Für Deutschland ist das besonders relevant. Deutschland gehört zu den größten Stromverbrauchern und Preistreibern im EU-Markt. Eine Preisbewegung im EU-Schnitt schlägt hier überdurchschnittlich durch. Die Studie selbst nennt allerdings keine Speicherkosten pro Kilowattstunde und keine Hersteller-Roadmaps. Sie ist ein Verbandspapier mit klarem politischen Ziel: Sie zeigt, was möglich wäre, nicht, was sicher kommt.

Für IAB-Investoren bedeutet das

Für Sie als Investor in einen IAB-Großspeicher hat die Entwicklung zwei Seiten. Die gute Nachricht: Mehr Solarstrom bedeutet stärkere Preisschwankungen im Tagesverlauf. Mittags ist Strom billig, abends teuer. Genau diese Differenz ist es, womit Ihr Speicher Geld verdient (sogenannte Arbitrage — günstig laden, teuer entladen). Mehr Solar im Netz vergrößert diese Spanne. Die weniger gute Nachricht: Das absolute Preisniveau sinkt. Wer mit Erlösmodellen aus 2023 oder 2024 kalkuliert hat, arbeitet mit veralteten Annahmen.
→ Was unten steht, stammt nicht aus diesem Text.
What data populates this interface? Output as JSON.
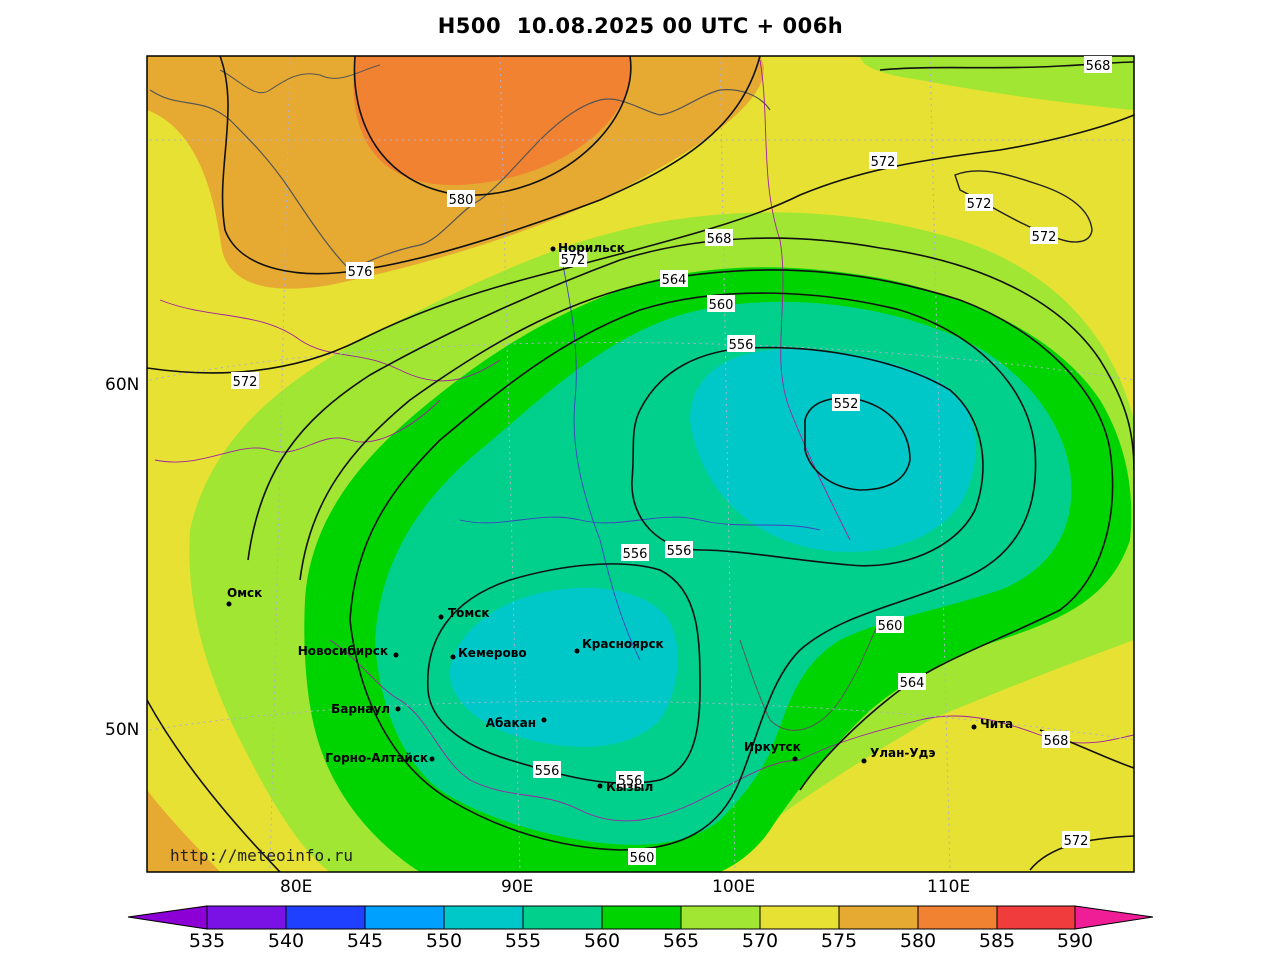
{
  "title": "H500  10.08.2025 00 UTC + 006h",
  "watermark": "http://meteoinfo.ru",
  "latitude_labels": [
    "60N",
    "50N"
  ],
  "longitude_labels": [
    "80E",
    "90E",
    "100E",
    "110E"
  ],
  "colorbar": {
    "labels": [
      "535",
      "540",
      "545",
      "550",
      "555",
      "560",
      "565",
      "570",
      "575",
      "580",
      "585",
      "590"
    ],
    "colors": [
      "#8c00d6",
      "#7a12e6",
      "#2040ff",
      "#00a0ff",
      "#00c8c8",
      "#00d08c",
      "#00d400",
      "#a0e632",
      "#e6e132",
      "#e6aa32",
      "#f08232",
      "#f03c3c",
      "#f01e96"
    ]
  },
  "contours": [
    {
      "label": "580"
    },
    {
      "label": "576"
    },
    {
      "label": "572"
    },
    {
      "label": "572"
    },
    {
      "label": "572"
    },
    {
      "label": "572"
    },
    {
      "label": "572"
    },
    {
      "label": "572"
    },
    {
      "label": "568"
    },
    {
      "label": "568"
    },
    {
      "label": "568"
    },
    {
      "label": "564"
    },
    {
      "label": "564"
    },
    {
      "label": "560"
    },
    {
      "label": "560"
    },
    {
      "label": "560"
    },
    {
      "label": "556"
    },
    {
      "label": "556"
    },
    {
      "label": "556"
    },
    {
      "label": "556"
    },
    {
      "label": "556"
    },
    {
      "label": "552"
    }
  ],
  "cities": [
    {
      "name": "Норильск"
    },
    {
      "name": "Омск"
    },
    {
      "name": "Томск"
    },
    {
      "name": "Новосибирск"
    },
    {
      "name": "Кемерово"
    },
    {
      "name": "Красноярск"
    },
    {
      "name": "Барнаул"
    },
    {
      "name": "Абакан"
    },
    {
      "name": "Горно-Алтайск"
    },
    {
      "name": "Кызыл"
    },
    {
      "name": "Иркутск"
    },
    {
      "name": "Улан-Удэ"
    },
    {
      "name": "Чита"
    }
  ]
}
Setzt sich das Solar+-Szenario durch — Solar Power Europe hält es für das politisch erreichbare Ziel —, profitieren Speicher in Deutschland von größeren Tagesspannen bei niedrigerem Mittelwert. Im Basisszenario fallen die Preise schwächer, die Spanne wächst weniger stark. Beide Pfade bedeuten: Erlösannahmen aus der Hochpreis-Phase 2022–2024 sind nicht mehr tragfähig.

Konkrete Empfehlung: Beauftragen Sie einen unabhängigen Gutachter mit der Überprüfung Ihrer Erlösannahmen. Lassen Sie den Business Case mit zwei Strompreis-Szenarien rechnen — einmal auf heutigem Niveau, einmal mit 15–25 Prozent niedrigerem Durchschnittspreis ab 2028. Trägt die Rendite auch im niedrigeren Szenario, ist das Investment robust. Achten Sie bei Vermarktungsverträgen darauf, dass diese von Preisspannen profitieren — nicht nur vom absoluten Strompreisniveau. Die Studienlücke bei Speicherkosten pro Kilowattstunde schließen Sie über Ihren Anbieter und ein zweites unabhängiges Gutachten.